The availability of the email address of developers in OSS projects may make people think  that they could gain some insight by asking those developers questions as part of some research project, but consider this
  1. You won't be the first person to have thought of this -and tried to conduct a survey.
  2. The only people answering your survey will be people who either enjoy filling in surveys, or who haven't been approached, repeatedly before.
  3. Therefore your sample set will be utterly unrealistic, consisting of people new to open source (and not yet bored of completing surveys), or who like filling in surveys.
  4. Accordingly any conclusions you come to could be discounted based on the unrepresentative, self-selecting sample set.
The way to innovate in understanding open source projects -and so to generate defensible results-  is to ask the infrastructure: the SCM tools, the mailing list logs, the JIRA/bugzilla issue trackers. There are APIs for all of this.

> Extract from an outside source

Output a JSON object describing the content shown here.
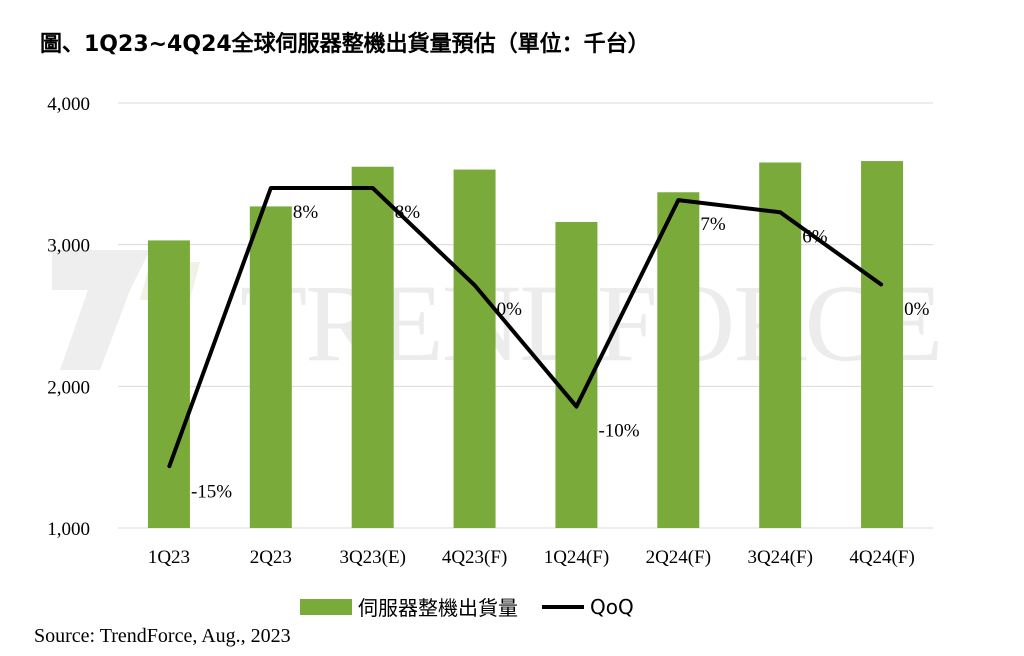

Here then are some better ideas than yet-another-surveymonkey email to get answers whose significance can be disputed:
  1. Look at the patch history for a project and identify the bodies of code with the highest rate of change -and the lowest. Why the differences? Is the code with the highest velocity the most unreliable, or merely the most important?
  2. Look at the stack traces in the bug reports. Do they correlate with the modules in (1)?
  3. Does the frequency of stack traces against a source module increase after the patch to that area ships? or does it decrease? That is, do patches actually reduce the #of defects, or as Brooks said in the Mythical Man Month, simply move around. 
  4. Perform automated complexity analysis  on source. Are the most complex bits the least reliable? What is their code velocity?
  5. Is the amount of a discussion on a patch related to the complexity of the destination or the code in the patch?
  6. Does that complexity of a project increase of decrease over time?
  7. Does the code coverage of a project increase or decrease over time?
See? Lots of things you could do -by asking the machines. This is the data-science way, not asking surveys against a partially-self-selecting set of subjects and hoping that it is in some way representative of the majority of open source software projects and developers.